There could be various ways to apply these safety functions:

  1. Explicitly requiring users to use these interfaces, perhaps as nice sugar global names like Fn, Obj, Cls - export Fn(() => {}), as the variants of Agoric's harden.
  2. These safety wrappers could be done as a runtime module wrapper entirely requiring no work from the user.
  3. A sort of pre-compilation phase could automatically inject the safety interfaces.
  4. Engine work could make these first-class primitives, and a new runtime could in theory upstream its own directions here over time.

The above vary on where they place the performance overhead of the wrapping, but with careful thought to use cases, it should be possible to optimize for the necessary performance properties while maintaining these security guarantees.

This is the most critical part to the model, and there are likely some quite complex cases to tackle here, but I am yet to hear of any major blocks to implementing these well-defined interface scenarios.

#Ecosystem Compatibility

Existing JavaScript support could be provided using codemods that convert the packages into a form to be exected in the secure runtime. This isn't easy but it should be possible in over 90% of cases to provide ecosystem compatibility.

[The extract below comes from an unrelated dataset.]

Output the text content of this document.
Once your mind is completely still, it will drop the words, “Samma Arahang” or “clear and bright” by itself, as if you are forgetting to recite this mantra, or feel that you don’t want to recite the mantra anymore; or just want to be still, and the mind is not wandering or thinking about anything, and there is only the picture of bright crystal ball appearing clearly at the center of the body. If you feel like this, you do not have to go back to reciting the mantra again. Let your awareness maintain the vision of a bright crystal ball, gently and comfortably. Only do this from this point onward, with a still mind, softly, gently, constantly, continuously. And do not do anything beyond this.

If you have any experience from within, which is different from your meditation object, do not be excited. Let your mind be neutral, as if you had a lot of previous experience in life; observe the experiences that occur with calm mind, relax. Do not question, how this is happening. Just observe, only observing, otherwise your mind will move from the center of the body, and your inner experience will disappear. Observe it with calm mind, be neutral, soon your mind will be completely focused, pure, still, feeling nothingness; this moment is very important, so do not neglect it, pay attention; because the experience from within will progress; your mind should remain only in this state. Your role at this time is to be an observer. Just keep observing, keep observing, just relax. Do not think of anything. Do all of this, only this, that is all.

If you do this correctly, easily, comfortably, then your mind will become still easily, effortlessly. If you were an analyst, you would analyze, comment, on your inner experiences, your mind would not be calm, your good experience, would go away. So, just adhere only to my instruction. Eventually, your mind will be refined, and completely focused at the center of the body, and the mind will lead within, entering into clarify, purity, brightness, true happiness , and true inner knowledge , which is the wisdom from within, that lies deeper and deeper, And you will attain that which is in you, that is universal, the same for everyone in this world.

For example:


export async function getCurrentResource () {
  return fetch(`${globalThis.resourceUrl}/${Date.now()}`);
}

can be converted into:


import fetch from 'fetch';
import { now } from 'date';
export Fn(async getCurrentResource () => {
  return fetch(`${import.meta.local.resourceUrl}/${now()}`);
});

where fetch and date are the controlled capability permissions and import.meta.local represents a package-level global that can be set at the application level for the package to support the unknown global access cases.

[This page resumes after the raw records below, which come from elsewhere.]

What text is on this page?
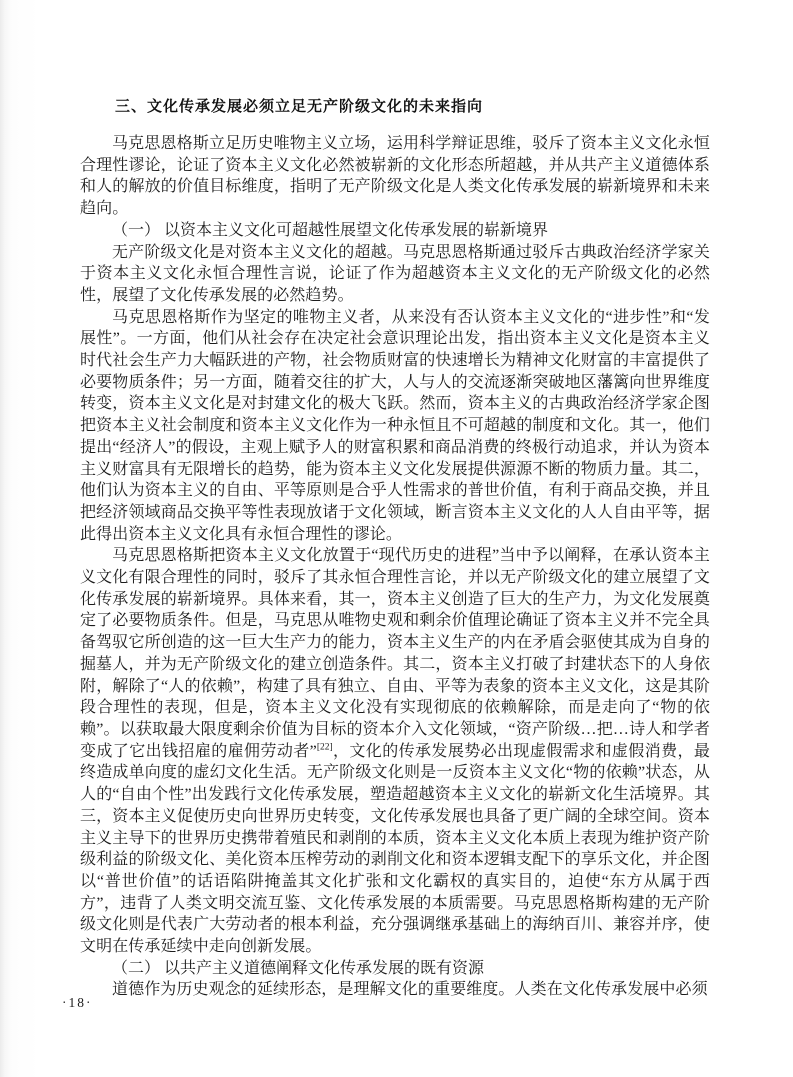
三、文化传承发展必须立足无产阶级文化的未来指向

马克思恩格斯立足历史唯物主义立场，运用科学辩证思维，驳斥了资本主义文化永恒合理性谬论，论证了资本主义文化必然被崭新的文化形态所超越，并从共产主义道德体系和人的解放的价值目标维度，指明了无产阶级文化是人类文化传承发展的崭新境界和未来趋向。

（一） 以资本主义文化可超越性展望文化传承发展的崭新境界

无产阶级文化是对资本主义文化的超越。马克思恩格斯通过驳斥古典政治经济学家关于资本主义文化永恒合理性言说，论证了作为超越资本主义文化的无产阶级文化的必然性，展望了文化传承发展的必然趋势。

马克思恩格斯作为坚定的唯物主义者，从来没有否认资本主义文化的“进步性”和“发展性”。一方面，他们从社会存在决定社会意识理论出发，指出资本主义文化是资本主义时代社会生产力大幅跃进的产物，社会物质财富的快速增长为精神文化财富的丰富提供了必要物质条件；另一方面，随着交往的扩大，人与人的交流逐渐突破地区藩篱向世界维度转变，资本主义文化是对封建文化的极大飞跃。然而，资本主义的古典政治经济学家企图把资本主义社会制度和资本主义文化作为一种永恒且不可超越的制度和文化。其一，他们提出“经济人”的假设，主观上赋予人的财富积累和商品消费的终极行动追求，并认为资本主义财富具有无限增长的趋势，能为资本主义文化发展提供源源不断的物质力量。其二，他们认为资本主义的自由、平等原则是合乎人性需求的普世价值，有利于商品交换，并且把经济领域商品交换平等性表现放诸于文化领域，断言资本主义文化的人人自由平等，据此得出资本主义文化具有永恒合理性的谬论。

马克思恩格斯把资本主义文化放置于“现代历史的进程”当中予以阐释，在承认资本主义文化有限合理性的同时，驳斥了其永恒合理性言论，并以无产阶级文化的建立展望了文化传承发展的崭新境界。具体来看，其一，资本主义创造了巨大的生产力，为文化发展奠定了必要物质条件。但是，马克思从唯物史观和剩余价值理论确证了资本主义并不完全具备驾驭它所创造的这一巨大生产力的能力，资本主义生产的内在矛盾会驱使其成为自身的掘墓人，并为无产阶级文化的建立创造条件。其二，资本主义打破了封建状态下的人身依附，解除了“人的依赖”，构建了具有独立、自由、平等为表象的资本主义文化，这是其阶段合理性的表现，但是，资本主义文化没有实现彻底的依赖解除，而是走向了“物的依赖”。以获取最大限度剩余价值为目标的资本介入文化领域，“资产阶级…把…诗人和学者变成了它出钱招雇的雇佣劳动者”[22]，文化的传承发展势必出现虚假需求和虚假消费，最终造成单向度的虚幻文化生活。无产阶级文化则是一反资本主义文化“物的依赖”状态，从人的“自由个性”出发践行文化传承发展，塑造超越资本主义文化的崭新文化生活境界。其三，资本主义促使历史向世界历史转变，文化传承发展也具备了更广阔的全球空间。资本主义主导下的世界历史携带着殖民和剥削的本质，资本主义文化本质上表现为维护资产阶级利益的阶级文化、美化资本压榨劳动的剥削文化和资本逻辑支配下的享乐文化，并企图以“普世价值”的话语陷阱掩盖其文化扩张和文化霸权的真实目的，迫使“东方从属于西方”，违背了人类文明交流互鉴、文化传承发展的本质需要。马克思恩格斯构建的无产阶级文化则是代表广大劳动者的根本利益，充分强调继承基础上的海纳百川、兼容并序，使文明在传承延续中走向创新发展。

（二） 以共产主义道德阐释文化传承发展的既有资源

道德作为历史观念的延续形态，是理解文化的重要维度。人类在文化传承发展中必须

·18·
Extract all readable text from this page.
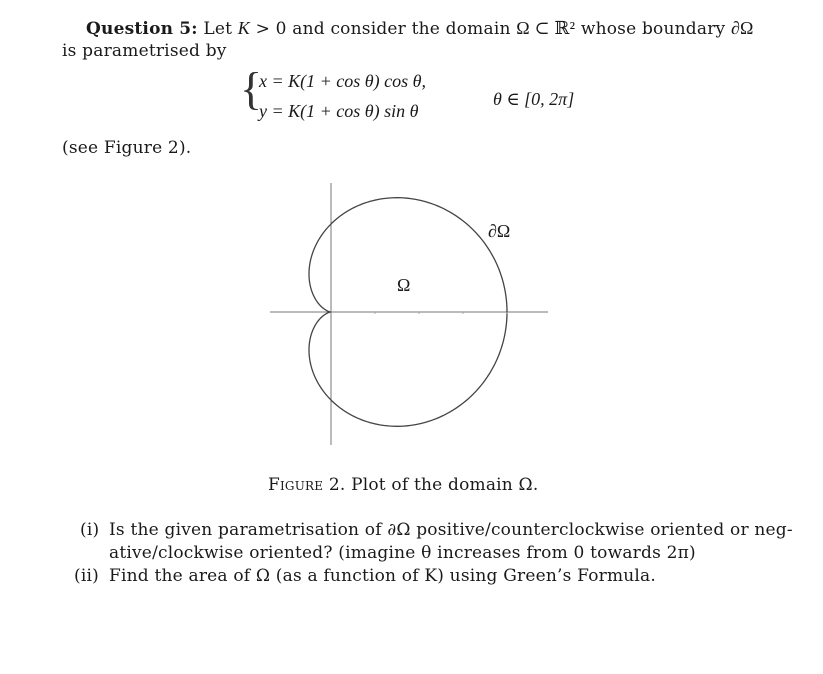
Question 5: Let K > 0 and consider the domain Ω ⊂ ℝ² whose boundary ∂Ω
is parametrised by
{
x = K(1 + cos θ) cos θ,
y = K(1 + cos θ) sin θ
θ ∈ [0, 2π]
(see Figure 2).
Ω
∂Ω
Figure 2. Plot of the domain Ω.
(i) Is the given parametrisation of ∂Ω positive/counterclockwise oriented or neg-
ative/clockwise oriented? (imagine θ increases from 0 towards 2π)
(ii) Find the area of Ω (as a function of K) using Green’s Formula.
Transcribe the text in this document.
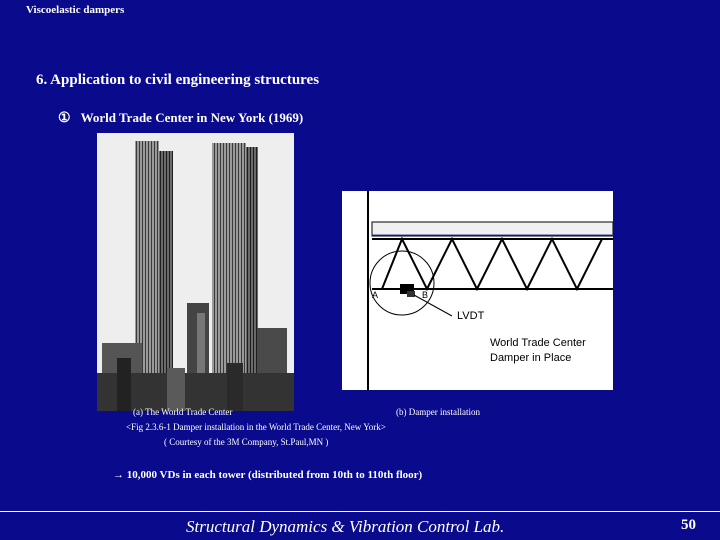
Viscoelastic dampers
6. Application to civil engineering structures
① World Trade Center in New York (1969)
A	B
LVDT
World Trade Center
Damper in Place
(a) The World Trade Center	(b) Damper installation
<Fig 2.3.6-1 Damper installation in the World Trade Center, New York>
( Courtesy of the 3M Company, St.Paul,MN )
→ 10,000 VDs in each tower (distributed from 10th to 110th floor)
Structural Dynamics & Vibration Control Lab.	50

In this way we can fully codemod existing third-party packages from npm into the secure package convention.

If this sounds like setting the bar too high, just remember that we already codemod all npm code today in the first place everytime we use our current build tooling, and these techniques are also exactly what jspm does to support browser imports.

#Summary

So long as modular security holds hope for JavaScript, now is the time to initiate the work here, as it seems like our best bet for securely running third-party code in future. It cannot be Node.js, Deno or the browser, as their respective ships have sailed on not supporting the needed properties described here - their engrained conventions continue to actively work against restricting third-party package capabilities.

If it does turn out that safe package interfaces are truly not practical or possible for JavaScript, then moving these ideas into the Wasm side of things and ensuring we can start to obtain these properties for future Wasm runtimes would be the worthwhile approach.

But please, let's not dismiss the potential of working on these security problems for JavaScript, even if it isn't completely certain. Because unless we actively work on transitioning to secure JavaScript ecosystems now, we will only continue to treat security as an afterthought later.